Por cierto: ¿cómo le podríamos llamar por estos lares? Adaptar malamente el término inglés como ibuk o algo parecido sería demasiado. La expresión "libro electrónico", que es bastante descriptiva del artilugio pero que sirve también para designar todo texto literario presentado en soporte digital como ocurrió ya en 2000 -por cierto, con escaso éxito- con la novela Riding the Bullet [Montando en la bala] de Stephen King, resulta sin embargo demasiado extensa, y las lenguas tienden universalmente a la economía. Viéndolas venir, algunos amigos convenimos en que, aún sabiendo que la última palabra la tendrán a estos efectos los hablantes, no estaría mal que se acabara imponiendo una solución que ya ha manejado la Asociación de Tradutores Galegos: portalibros.

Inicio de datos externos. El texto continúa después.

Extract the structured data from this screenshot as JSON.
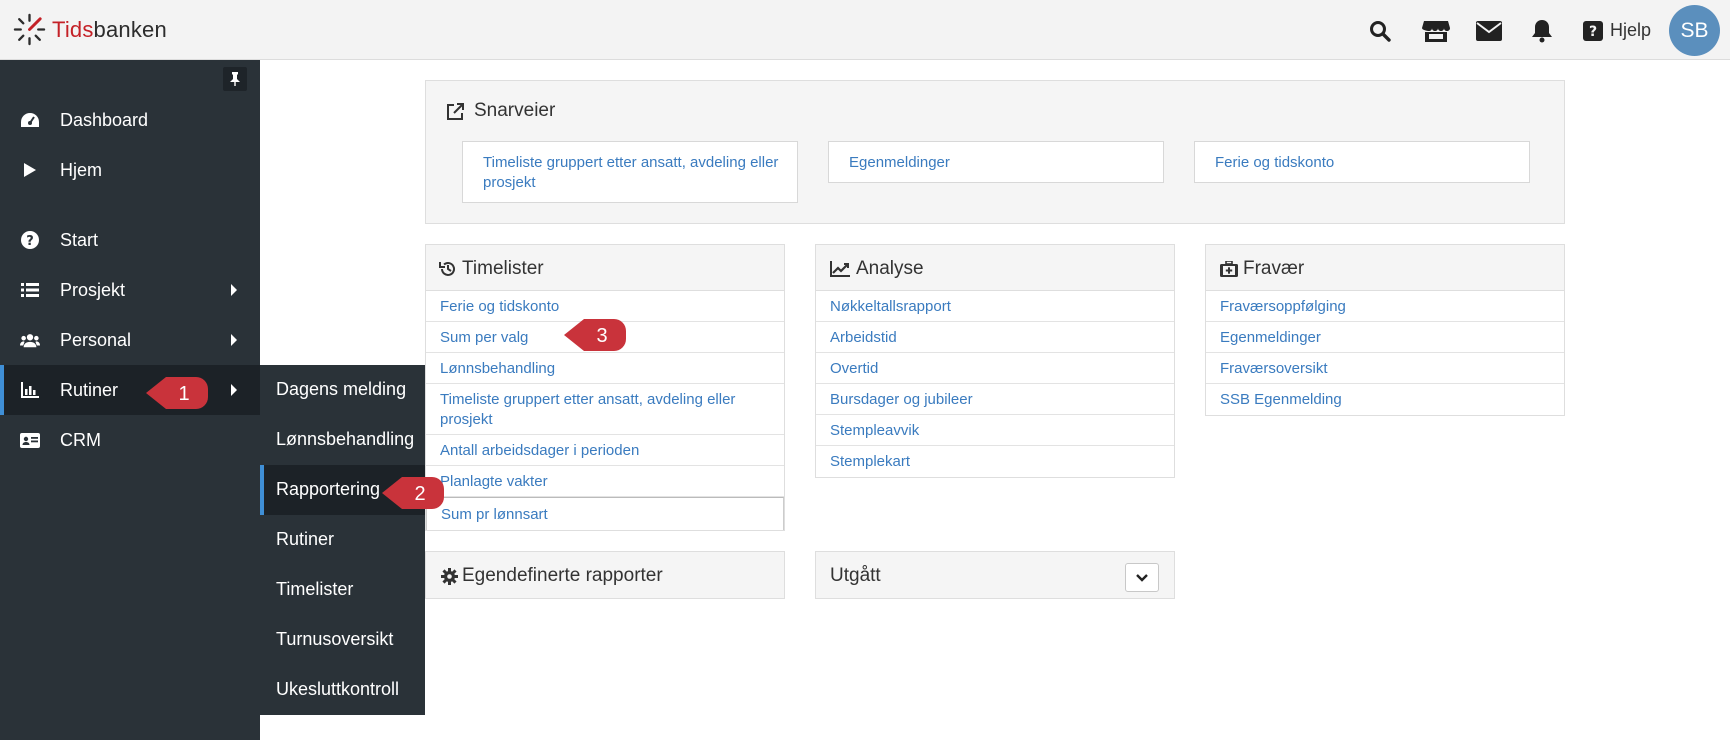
{
  "app": {
    "logo_red": "Tids",
    "logo_dark": "banken",
    "help_label": "Hjelp",
    "avatar_initials": "SB"
  },
  "sidebar": {
    "items": [
      {
        "label": "Dashboard",
        "icon": "gauge-icon"
      },
      {
        "label": "Hjem",
        "icon": "play-icon"
      },
      {
        "label": "Start",
        "icon": "question-circle-icon"
      },
      {
        "label": "Prosjekt",
        "icon": "list-icon"
      },
      {
        "label": "Personal",
        "icon": "users-icon"
      },
      {
        "label": "Rutiner",
        "icon": "bar-chart-icon"
      },
      {
        "label": "CRM",
        "icon": "id-card-icon"
      }
    ]
  },
  "submenu": {
    "items": [
      "Dagens melding",
      "Lønnsbehandling",
      "Rapportering",
      "Rutiner",
      "Timelister",
      "Turnusoversikt",
      "Ukesluttkontroll"
    ]
  },
  "callouts": [
    "1",
    "2",
    "3"
  ],
  "shortcuts": {
    "title": "Snarveier",
    "links": [
      "Timeliste gruppert etter ansatt, avdeling eller prosjekt",
      "Egenmeldinger",
      "Ferie og tidskonto"
    ]
  },
  "timelister": {
    "title": "Timelister",
    "items": [
      "Ferie og tidskonto",
      "Sum per valg",
      "Lønnsbehandling",
      "Timeliste gruppert etter ansatt, avdeling eller prosjekt",
      "Antall arbeidsdager i perioden",
      "Planlagte vakter",
      "Sum pr lønnsart"
    ]
  },
  "analyse": {
    "title": "Analyse",
    "items": [
      "Nøkkeltallsrapport",
      "Arbeidstid",
      "Overtid",
      "Bursdager og jubileer",
      "Stempleavvik",
      "Stemplekart"
    ]
  },
  "fravaer": {
    "title": "Fravær",
    "items": [
      "Fraværsoppfølging",
      "Egenmeldinger",
      "Fraværsoversikt",
      "SSB Egenmelding"
    ]
  },
  "egendefinerte": {
    "title": "Egendefinerte rapporter"
  },
  "utgatt": {
    "title": "Utgått"
  },
  "colors": {
    "accent": "#3f8fd6",
    "sidebar": "#2a3238",
    "link": "#3a7bbf",
    "callout": "#c9333b",
    "brand_red": "#c42127"
  }
}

Porque se trata ni más ni menos de eso: de un nuevo soporte para almacenar, transportar y leer esos escritos más o menos extensos a los que conocemos como libros.
Amazon acaba de pronosticar el fin del libro en 2018. McLuhan lo había predicho para 1980
La magnífica operación de mercadotecnia que Jeff Bezos desencadenó el 9 de febrero pasado en la Morgan Library neoyorquina al presentar su nuevo portalibros ha hecho ya correr ríos de tinta por el ancho mundo y ha reavivado el viejo tema de la inminente muerte del libro a la que algunos agoreros pusieron fecha exacta hace unos meses en la Feria de Francfort: el año 2018.
En 1962, un profesor de la Universidad de Toronto publicaba La Galaxia Gutenberg. Marshall McLuhan sostenía allí que toda tecnología tiende a crear un nuevo contorno para la Humanidad. Sus avances representan algo así como verdaderas extensiones de nuestros propios sentidos, lo que trae consigo todo un rosario de consecuencias psíquicas y sociales. La tecnología del alfabeto fonético, que data de tres mil quinientos a. C., trasladó a las personas desde el mundo mágico del oído y de la tribu, donde la comunicación se basaba exclusivamente en la oralidad, al mundo neutro de lo visual. El descubrimiento de la imprenta y del papel potenciaron extraordinariamente la cultura del alfabeto, al multiplicarse mecánicamente los escritos y posibilitar la difusión por doquier de libros baratos. McLuhan atribuye a la imprenta no solo el refuerzo del individualismo sino también la aparición de las nacionalidades modernas, hasta que, a partir del descubrimiento del telégrafo a mediados del XIX, irrumpa la "constelación de Marconi".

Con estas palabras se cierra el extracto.